At around the 12-minute mark on Arca’s SoundCloud version, listener comments appear to be further apart from one another. If this were a standardized indicator, it would demonstrate a great deal more appreciation for the bass-laden, hip-hop-heavy first side, which is severed by a beautiful piano key sequence entitled “Mother.” It’s a crazed cluttering of keys that segregates the mix into two distinct halves, the second of which is comparably enthralling but exemplifies an ambient palette. It kicks off with “Hallucinogen,” a downtempo beat parade of broken glass and cloudy synths; it’s a shift away from the emotive electronics, yet it subtly alters the pace of the release, which builds up steadily into a peak through the breathy tirade of “Pinch” and into the gigantic pulse of “DM True.” The latter track hints at the inclusion of Arca’s own mutant vocals; they don’t dominate &&&&& in the same way they have done in the past, but they do fall back on the vocabulary of physical action so that movement retains its presence as a presiding theme.

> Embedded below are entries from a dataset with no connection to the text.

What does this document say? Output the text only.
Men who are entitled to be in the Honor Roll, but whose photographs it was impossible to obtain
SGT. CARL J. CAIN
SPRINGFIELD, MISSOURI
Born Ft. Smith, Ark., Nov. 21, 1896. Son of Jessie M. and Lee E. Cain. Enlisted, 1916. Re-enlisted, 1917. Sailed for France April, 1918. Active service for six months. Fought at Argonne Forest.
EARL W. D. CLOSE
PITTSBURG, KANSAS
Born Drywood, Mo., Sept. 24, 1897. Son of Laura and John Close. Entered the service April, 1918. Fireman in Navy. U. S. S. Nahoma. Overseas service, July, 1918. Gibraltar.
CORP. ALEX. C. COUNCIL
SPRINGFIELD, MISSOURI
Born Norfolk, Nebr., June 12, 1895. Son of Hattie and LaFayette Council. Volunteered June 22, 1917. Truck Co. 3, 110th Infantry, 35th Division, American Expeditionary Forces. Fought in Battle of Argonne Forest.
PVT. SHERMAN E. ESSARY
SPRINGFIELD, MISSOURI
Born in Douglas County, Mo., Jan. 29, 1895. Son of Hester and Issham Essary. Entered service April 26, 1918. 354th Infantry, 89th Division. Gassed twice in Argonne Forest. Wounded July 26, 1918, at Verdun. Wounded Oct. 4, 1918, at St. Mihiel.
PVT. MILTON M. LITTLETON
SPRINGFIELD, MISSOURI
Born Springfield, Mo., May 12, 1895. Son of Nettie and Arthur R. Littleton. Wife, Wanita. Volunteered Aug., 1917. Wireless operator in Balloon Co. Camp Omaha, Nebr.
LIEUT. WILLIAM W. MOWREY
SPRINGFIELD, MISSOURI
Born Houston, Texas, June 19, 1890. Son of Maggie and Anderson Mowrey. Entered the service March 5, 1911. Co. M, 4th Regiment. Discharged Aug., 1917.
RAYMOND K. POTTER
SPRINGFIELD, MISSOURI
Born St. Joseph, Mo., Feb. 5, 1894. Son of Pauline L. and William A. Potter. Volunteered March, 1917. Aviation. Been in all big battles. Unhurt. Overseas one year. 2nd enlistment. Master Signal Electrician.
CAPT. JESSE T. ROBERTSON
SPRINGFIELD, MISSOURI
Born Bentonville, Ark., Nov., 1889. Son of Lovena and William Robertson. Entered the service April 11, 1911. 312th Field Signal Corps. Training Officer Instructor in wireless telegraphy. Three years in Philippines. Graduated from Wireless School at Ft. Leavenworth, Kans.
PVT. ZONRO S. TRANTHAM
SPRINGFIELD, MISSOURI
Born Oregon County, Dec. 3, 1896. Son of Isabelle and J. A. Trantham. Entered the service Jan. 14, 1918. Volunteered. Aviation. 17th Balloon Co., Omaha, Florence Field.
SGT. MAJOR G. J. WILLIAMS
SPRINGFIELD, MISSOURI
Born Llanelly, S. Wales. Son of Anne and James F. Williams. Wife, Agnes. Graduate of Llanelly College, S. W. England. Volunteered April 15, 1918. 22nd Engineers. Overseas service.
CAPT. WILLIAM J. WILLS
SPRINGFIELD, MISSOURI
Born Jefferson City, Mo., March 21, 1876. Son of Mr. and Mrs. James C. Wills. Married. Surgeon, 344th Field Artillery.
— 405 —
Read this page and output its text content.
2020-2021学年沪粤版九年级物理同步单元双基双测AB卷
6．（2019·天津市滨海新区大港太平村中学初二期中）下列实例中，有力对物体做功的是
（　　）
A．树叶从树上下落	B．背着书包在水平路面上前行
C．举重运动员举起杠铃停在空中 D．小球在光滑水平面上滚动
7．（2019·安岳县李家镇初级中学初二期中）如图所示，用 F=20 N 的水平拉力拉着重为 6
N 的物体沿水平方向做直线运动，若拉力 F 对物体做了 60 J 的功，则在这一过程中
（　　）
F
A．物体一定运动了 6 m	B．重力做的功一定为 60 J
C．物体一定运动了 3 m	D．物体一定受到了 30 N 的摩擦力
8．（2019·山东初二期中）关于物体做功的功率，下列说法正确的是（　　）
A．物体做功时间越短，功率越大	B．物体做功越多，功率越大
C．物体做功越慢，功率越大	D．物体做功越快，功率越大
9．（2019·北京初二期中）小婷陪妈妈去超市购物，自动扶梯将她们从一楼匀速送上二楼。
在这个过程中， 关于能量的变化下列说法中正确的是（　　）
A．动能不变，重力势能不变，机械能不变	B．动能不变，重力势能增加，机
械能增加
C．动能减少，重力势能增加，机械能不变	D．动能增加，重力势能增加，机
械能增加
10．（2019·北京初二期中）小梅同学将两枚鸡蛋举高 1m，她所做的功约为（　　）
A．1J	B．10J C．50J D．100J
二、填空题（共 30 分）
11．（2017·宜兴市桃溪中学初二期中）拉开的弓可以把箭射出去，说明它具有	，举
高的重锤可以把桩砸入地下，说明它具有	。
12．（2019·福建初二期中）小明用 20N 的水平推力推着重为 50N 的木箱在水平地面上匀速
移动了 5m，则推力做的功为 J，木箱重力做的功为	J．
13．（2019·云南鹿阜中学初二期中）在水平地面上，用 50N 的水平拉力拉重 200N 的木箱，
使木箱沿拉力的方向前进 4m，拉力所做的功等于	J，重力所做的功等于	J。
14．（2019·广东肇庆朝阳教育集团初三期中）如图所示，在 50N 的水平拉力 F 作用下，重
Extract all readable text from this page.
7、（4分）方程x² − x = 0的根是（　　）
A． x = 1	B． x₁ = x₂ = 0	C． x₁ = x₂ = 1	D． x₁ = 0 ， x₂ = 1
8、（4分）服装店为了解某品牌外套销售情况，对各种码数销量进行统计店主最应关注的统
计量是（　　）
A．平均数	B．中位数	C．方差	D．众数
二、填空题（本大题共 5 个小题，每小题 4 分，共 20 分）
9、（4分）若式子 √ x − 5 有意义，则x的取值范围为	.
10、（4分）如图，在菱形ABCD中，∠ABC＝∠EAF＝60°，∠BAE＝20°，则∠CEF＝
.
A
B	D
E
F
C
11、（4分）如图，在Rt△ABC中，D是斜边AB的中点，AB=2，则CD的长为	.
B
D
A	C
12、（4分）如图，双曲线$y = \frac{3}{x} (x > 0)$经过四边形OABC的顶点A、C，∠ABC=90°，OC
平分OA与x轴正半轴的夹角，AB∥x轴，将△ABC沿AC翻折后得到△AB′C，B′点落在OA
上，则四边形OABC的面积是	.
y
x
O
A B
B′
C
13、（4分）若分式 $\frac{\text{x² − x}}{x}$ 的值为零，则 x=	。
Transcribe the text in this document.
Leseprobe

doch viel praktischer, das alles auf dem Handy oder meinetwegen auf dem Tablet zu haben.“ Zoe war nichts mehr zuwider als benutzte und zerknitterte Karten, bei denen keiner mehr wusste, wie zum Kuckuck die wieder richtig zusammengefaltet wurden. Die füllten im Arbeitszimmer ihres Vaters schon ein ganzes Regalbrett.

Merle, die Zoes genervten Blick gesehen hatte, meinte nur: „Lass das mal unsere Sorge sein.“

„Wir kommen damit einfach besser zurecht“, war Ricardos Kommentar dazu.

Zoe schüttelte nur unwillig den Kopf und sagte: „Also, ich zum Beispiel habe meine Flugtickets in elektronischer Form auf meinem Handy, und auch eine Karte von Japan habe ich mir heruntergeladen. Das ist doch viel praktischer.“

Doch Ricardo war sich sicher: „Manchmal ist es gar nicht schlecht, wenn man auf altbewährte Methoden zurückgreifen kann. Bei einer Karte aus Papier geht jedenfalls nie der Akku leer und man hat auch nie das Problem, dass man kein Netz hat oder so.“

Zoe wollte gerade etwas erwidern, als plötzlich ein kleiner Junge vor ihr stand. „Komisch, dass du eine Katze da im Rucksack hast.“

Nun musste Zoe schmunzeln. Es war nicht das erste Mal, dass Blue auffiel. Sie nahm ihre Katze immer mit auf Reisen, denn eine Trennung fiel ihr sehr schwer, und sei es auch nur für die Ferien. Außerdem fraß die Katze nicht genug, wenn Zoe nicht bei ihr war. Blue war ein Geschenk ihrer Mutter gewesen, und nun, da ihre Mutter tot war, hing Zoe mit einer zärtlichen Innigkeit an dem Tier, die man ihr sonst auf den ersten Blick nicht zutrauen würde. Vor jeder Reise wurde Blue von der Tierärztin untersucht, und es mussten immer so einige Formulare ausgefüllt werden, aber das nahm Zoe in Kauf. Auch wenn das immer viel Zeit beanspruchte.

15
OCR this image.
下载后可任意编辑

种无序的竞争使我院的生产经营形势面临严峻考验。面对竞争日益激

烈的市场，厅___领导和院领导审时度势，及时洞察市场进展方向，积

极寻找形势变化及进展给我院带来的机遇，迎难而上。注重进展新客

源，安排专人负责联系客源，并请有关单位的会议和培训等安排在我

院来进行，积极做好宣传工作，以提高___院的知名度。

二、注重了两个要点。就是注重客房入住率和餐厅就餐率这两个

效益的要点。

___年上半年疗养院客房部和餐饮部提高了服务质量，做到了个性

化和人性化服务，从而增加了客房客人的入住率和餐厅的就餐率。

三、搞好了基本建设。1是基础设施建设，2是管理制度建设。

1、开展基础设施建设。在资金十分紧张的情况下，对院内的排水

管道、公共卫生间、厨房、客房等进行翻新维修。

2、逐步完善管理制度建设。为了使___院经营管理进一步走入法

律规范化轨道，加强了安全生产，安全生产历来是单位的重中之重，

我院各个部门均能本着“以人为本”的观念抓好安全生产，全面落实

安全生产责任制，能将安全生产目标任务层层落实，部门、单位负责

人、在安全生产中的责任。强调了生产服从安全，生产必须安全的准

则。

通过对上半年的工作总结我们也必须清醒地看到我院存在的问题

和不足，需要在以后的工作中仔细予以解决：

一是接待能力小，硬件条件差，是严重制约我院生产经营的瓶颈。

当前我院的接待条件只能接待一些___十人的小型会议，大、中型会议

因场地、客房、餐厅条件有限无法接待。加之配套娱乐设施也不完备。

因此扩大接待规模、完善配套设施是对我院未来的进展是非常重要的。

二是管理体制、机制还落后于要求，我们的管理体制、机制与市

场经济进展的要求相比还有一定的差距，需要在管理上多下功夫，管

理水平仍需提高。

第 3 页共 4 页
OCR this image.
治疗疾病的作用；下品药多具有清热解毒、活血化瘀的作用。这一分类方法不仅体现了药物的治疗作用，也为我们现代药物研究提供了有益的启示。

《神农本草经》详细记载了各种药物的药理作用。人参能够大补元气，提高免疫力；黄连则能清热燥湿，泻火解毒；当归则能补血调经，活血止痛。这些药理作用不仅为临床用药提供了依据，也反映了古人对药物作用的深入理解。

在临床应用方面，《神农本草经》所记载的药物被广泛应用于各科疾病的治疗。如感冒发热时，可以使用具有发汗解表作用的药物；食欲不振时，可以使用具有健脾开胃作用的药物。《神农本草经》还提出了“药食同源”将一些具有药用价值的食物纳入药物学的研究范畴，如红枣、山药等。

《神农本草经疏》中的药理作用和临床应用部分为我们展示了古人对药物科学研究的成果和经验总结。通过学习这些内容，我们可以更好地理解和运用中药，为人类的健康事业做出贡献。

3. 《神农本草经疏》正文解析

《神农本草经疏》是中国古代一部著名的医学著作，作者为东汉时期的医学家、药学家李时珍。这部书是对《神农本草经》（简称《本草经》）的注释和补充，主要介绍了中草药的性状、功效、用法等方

Like the wonderful Stretch 2 EP that came before it, &&&&& ends with an engaging instrumental piece that once again reaches back to ambient planes with a flickering heartbeat that carries the weight of blissful keys and glitches. The track relies heavily on repetition before fading away into the distance, so when it’s played as a prequel to “Knot,” it works perfectly as a looping sequence, with six seconds of silence dividing the gentler shades and the thundering bass drop. Only time will tell as to whether or not the angle will wear thin, but the complexity of these sounds and their ability to harness that emotional connection are what make this mix so strong. Despite the versatility of the music that’s on here, &&&&& remains compelling throughout its genre-spanning course. This might not be the sound of the future, but it’s an incredibly composed and cleverly mastered example of what can be achieved right now, and what could possibly be more uplifting than that?